Gagasan untuk menyingkirkan semua pejabat korup dengan pendekatan radikal bukanlah sesuatu yang sedang dipertimbangkan Franz. Di sebuah kekaisaran yang mapan seperti Austria, kelompok-kelompok kepentingan telah lama saling terkait.
 
Sebagai seorang kaisar, setiap kali ia menindak sekelompok kecil orang yang bertindak tanpa kendali dan menentang otoritas, selama ia memiliki alasan yang tepat, orang-orang akan cukup kooperatif.
 
Namun, jika ia mencoba untuk melenyapkan semua kelompok kepentingan sekaligus, dan situasinya menjadi genting, mereka bahkan mungkin mempertimbangkan untuk mengganti kaisar demi melindungi kepentingan mereka.
 
Franz tidak bisa mengharapkan para birokrat memiliki prinsip yang teguh, tetapi selama mereka tidak melanggar batasan tertentu, dia akan cukup toleran.
 
Pejabat yang baik itu berharga, tetapi bahkan pejabat yang korup pun bisa bermanfaat.
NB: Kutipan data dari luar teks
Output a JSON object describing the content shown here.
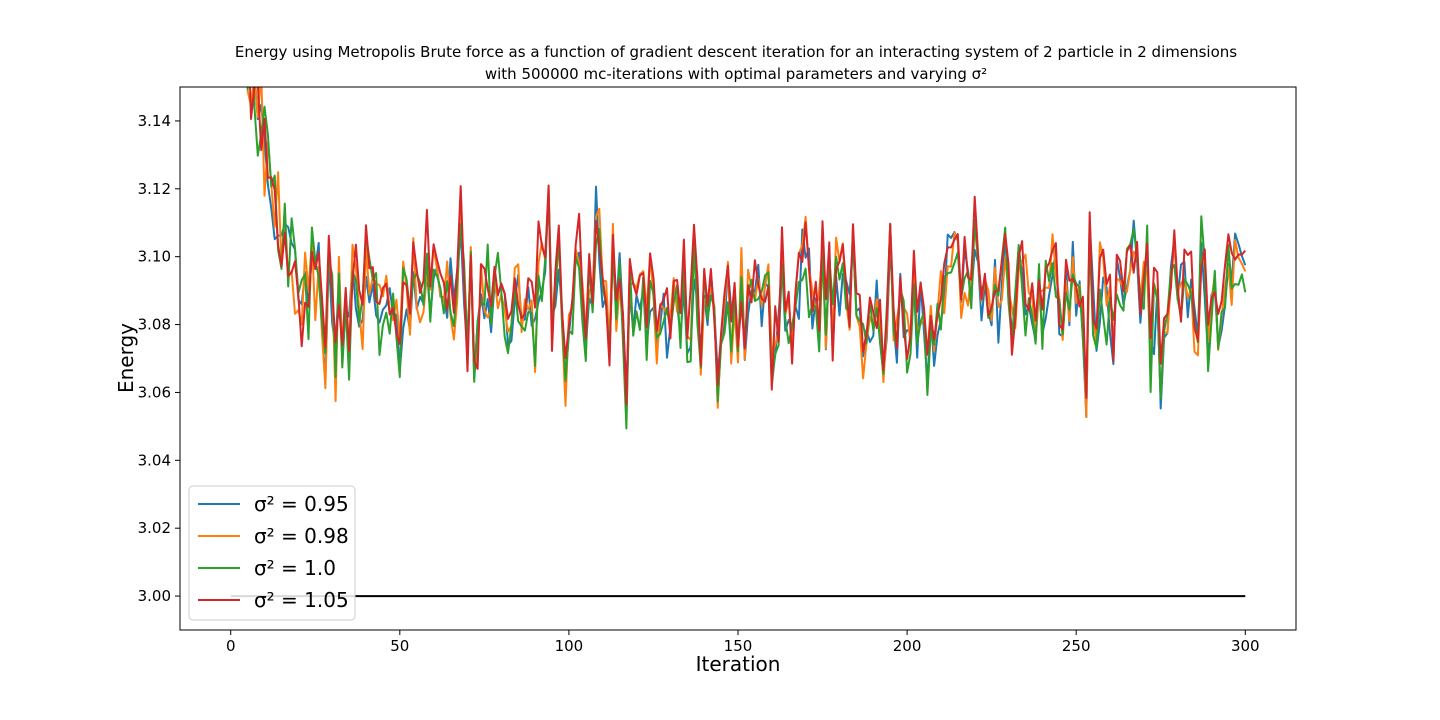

Bahkan, terkadang mereka yang kurang kompeten pun dapat dipertahankan, asalkan ditempatkan pada posisi yang tepat di mana mereka dapat memberikan kontribusi yang tak terduga.
 
“Baik, Yang Mulia,” jawab Perdana Menteri Felix.
 
Dia sudah bersiap untuk mendorong sistem penilaian kinerja, yang merupakan langkah yang dirancang oleh pemerintah Austria untuk mencegah para pejabat menjadi malas atau tidak produktif.
 
Standar untuk penilaian ini tidak terlalu tinggi; selama seorang pejabat dapat memenuhi tugasnya dalam lingkup tanggung jawabnya dan mengikuti aturan dan peraturan pemerintah, mereka dianggap memenuhi syarat.
 
Jika, di samping itu, mereka mencapai hasil yang signifikan, maka selamat, mereka sedang menuju promosi.
 
Sebaliknya, mereka yang gagal mengikuti aturan dan peraturan pemerintah serta tidak dapat menunjukkan prestasi yang patut diperhatikan akan dianggap tidak kompeten dan dikenai sanksi pemecatan.
 
Membangun perekonomian adalah prestasi politik, mendorong integrasi etnis adalah prestasi politik, mempopulerkan pendidikan wajib adalah prestasi politik, dan melaksanakan arahan pemerintah secara efektif juga merupakan prestasi politik.
 
Cakupannya cukup luas, dan setiap pencapaian di bidang tertentu dianggap sebagai prestasi politik.
 
Pemerintah Austria bertujuan untuk menindak pejabat yang tidak patuh dan tidak kompeten.
 
Jika pemerintah pusat menginstruksikan Anda untuk mempromosikan penggunaan bahasa Austria, dan Anda malah mempromosikan dialek lokal, itu akan menimbulkan masalah bagi Anda.
 
Memeriksa dompet adalah hal yang tak terhindarkan ketika Anda menjadi target pemerintah. Jika ditemukan masalah, itu bisa menjadi contoh yang baik agar orang lain berperilaku lebih baik.
 
Berapa banyak pejabat yang kehilangan jabatan atau dipromosikan sebagai akibatnya bukanlah hal yang terlalu dipedulikan Franz; dia lebih peduli pada hasil akhirnya.